Home > Economics, Things that keep me awake at night > MV=PQ, and issues with GDP accounting

MV=PQ, and issues with GDP accounting

November 13, 2011 Leave a comment Go to comments

WARNING: this is me in full thinking-out-loud mode. Please take it in that spirit. I would, in fact, be positively delighted to be shown this isn’t something I should worry about.

MV=PQ is a tautology. Of itself, it places no constraints on reality and is merely a device for organising our thoughts. But if you start empirically defining the variables, then it becomes useful. For example, it seems to me that there is an M pretty amenable to definition – the monetary base. And whilst a fair amount of electrons have been spilled on the blogosphere about the impossibility of defining P, (almost) everyone seems to agree that PQ can be defined – as NGDP. V is then left over as whatever it is than happens to the monetary base in order to produce PQ. NGDP-targeting fans such as myself say the central bank should set a rule such that it will manipulate M (and, most importantly, our expectations about future path of M) in such a way as to produce a certain level of NGDP. Whilst we can’t observe V empirically and can only infer it from M and PQ, we know the kinds of things that affect it just be thinking how the economy works (the banking system, the payments system, anything that affects demand for money relative to goods and services etc.). So when we see changes in those things, we forecast changes in NGDP (assuming constant M), and NGDP-targeting advocates like me think the Fed should pinky swear to offset these changes by producing more or less M, if necessary. We don’t need an independent way of accurately measuring V, we just need to know the kinds of things that affect it in order to stabilize the forecast for PQ, which itself stabilizes PQ. Isn’t theory beautiful.

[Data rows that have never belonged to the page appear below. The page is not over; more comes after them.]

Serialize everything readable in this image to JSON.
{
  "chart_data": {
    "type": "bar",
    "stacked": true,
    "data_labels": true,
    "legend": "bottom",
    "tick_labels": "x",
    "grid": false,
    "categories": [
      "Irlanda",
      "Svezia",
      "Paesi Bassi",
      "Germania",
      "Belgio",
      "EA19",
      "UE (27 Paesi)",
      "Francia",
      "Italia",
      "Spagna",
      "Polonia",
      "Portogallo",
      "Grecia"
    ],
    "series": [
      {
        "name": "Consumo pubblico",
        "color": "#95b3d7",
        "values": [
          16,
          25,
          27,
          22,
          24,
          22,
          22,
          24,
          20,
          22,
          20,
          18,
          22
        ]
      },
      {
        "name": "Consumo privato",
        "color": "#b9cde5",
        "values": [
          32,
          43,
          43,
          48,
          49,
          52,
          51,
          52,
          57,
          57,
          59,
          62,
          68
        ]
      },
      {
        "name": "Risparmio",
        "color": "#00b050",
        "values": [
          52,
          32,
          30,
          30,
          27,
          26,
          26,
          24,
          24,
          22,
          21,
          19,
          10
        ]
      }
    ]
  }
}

…But, I have learnt to always be VERY wary when dealing with tautologies. One minute you can be saying something interesting and useful, and the next minute you can be saying, well, nothing at all. So, bearing in mind this is me thinking out loud, what if it is the case that we can’t define PQ? For example, because NGDP does not factor in depreciation, whether you count something as an intermediate good or a final investment good seems to affect NGDP (because you count intermediate goods being used up, but not capital). This distinction does not seem to me to be an economically relevant one, and has big implications for what counts as ‘PQ’.

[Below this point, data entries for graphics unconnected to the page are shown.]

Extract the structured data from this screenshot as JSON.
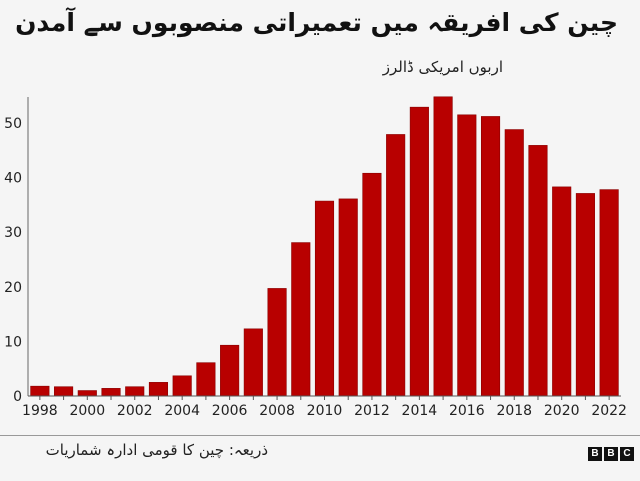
{
  "header": {
    "title": "چین کی افریقہ میں تعمیراتی منصوبوں سے آمدن",
    "subtitle": "اربوں امریکی ڈالرز"
  },
  "footer": {
    "source": "ذریعہ: چین کا قومی ادارہ شماریات",
    "logo_letters": [
      "B",
      "B",
      "C"
    ]
  },
  "chart_data": {
    "type": "bar",
    "title": "چین کی افریقہ میں تعمیراتی منصوبوں سے آمدن",
    "ylabel": "اربوں امریکی ڈالرز",
    "xlabel": "",
    "ylim": [
      0,
      55
    ],
    "yticks": [
      0,
      10,
      20,
      30,
      40,
      50
    ],
    "grid": false,
    "bar_color": "#b80000",
    "categories": [
      "1998",
      "1999",
      "2000",
      "2001",
      "2002",
      "2003",
      "2004",
      "2005",
      "2006",
      "2007",
      "2008",
      "2009",
      "2010",
      "2011",
      "2012",
      "2013",
      "2014",
      "2015",
      "2016",
      "2017",
      "2018",
      "2019",
      "2020",
      "2021",
      "2022"
    ],
    "xtick_labels": [
      "1998",
      "2000",
      "2002",
      "2004",
      "2006",
      "2008",
      "2010",
      "2012",
      "2014",
      "2016",
      "2018",
      "2020",
      "2022"
    ],
    "values": [
      1.8,
      1.7,
      1.0,
      1.4,
      1.7,
      2.5,
      3.7,
      6.1,
      9.3,
      12.3,
      19.7,
      28.1,
      35.7,
      36.1,
      40.8,
      47.9,
      52.9,
      54.8,
      51.5,
      51.2,
      48.8,
      45.9,
      38.3,
      37.1,
      37.8
    ]
  }
}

So, suppose I’m right and there is no economically relevant distinction between using up intermediate goods and depreciating the capital stock, or that there is no way of drawing a line between the two in reality (completely prepared to be proved wrong on this). What has happened to MV=PQ? Well, we can define M and… er… that’s it. To be consistent, we can either start counting (some) intermediate goods as final investment goods, or we can start factoring in depreciation of final investment goods. Whichever way we go, we have some extremely nasty conceptual issues before we even get into the question of making oranges equal to Apples for real GDP/price level disentangling purposes.

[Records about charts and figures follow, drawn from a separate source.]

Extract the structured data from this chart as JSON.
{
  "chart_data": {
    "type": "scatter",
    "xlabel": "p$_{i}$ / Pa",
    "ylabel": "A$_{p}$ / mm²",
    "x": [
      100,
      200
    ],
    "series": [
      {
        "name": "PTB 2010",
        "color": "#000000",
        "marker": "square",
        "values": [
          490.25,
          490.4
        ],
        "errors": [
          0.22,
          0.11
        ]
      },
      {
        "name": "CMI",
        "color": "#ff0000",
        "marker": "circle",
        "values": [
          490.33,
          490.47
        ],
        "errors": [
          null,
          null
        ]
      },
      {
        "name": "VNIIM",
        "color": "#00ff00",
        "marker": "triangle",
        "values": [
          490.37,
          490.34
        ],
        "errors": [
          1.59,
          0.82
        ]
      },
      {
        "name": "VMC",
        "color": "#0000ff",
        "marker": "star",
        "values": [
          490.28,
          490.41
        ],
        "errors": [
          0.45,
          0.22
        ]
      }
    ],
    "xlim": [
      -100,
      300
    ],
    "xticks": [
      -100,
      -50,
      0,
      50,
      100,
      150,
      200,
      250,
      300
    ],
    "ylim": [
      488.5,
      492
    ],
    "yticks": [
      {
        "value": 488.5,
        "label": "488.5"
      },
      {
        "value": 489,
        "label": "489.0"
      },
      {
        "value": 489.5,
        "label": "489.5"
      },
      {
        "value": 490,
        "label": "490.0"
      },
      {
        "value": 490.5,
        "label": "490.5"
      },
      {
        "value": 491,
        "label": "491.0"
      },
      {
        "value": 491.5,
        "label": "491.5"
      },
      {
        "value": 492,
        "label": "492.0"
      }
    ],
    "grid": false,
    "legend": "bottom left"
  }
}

I’m inclined to say that there is no fact of the matter as to what NGDP is, because there is no fact of the matter as to what counts as ‘final goods and services’. And I’m also inclined to say that it is decidedly non-obvious that NGDP is the relevant nominal expenditure figure for macroeconomic stability, as we’re getting into the issue of what exactly it means for ‘the economy’ to be stable. When I have been saying things like ‘recessions are caused by an increase in the demand for money relative to goods and services’, I thought I had a pretty tight concept of what goods and services meant. Now I’m not so sure.

The reason this worries me is that the statistical organisations have some kind of way of producing a final number, and I haven’t got the foggiest idea how they can possibly do it. The measurement issues alone boggle the mind, but there seem to me some fairly profound questions about what it is they are trying to measure at all. Which leaves me with my biggest worry: that when trying to calculate a statistic with both deep conceptual issues and high potential for mismeasurement, even if you can arrive at an empirical definition of the concept, you will (consciously or otherwise) start making the tricky judgement calls in such a way that the result fits with your prior understanding of the world. And that, my friends, would be a problem.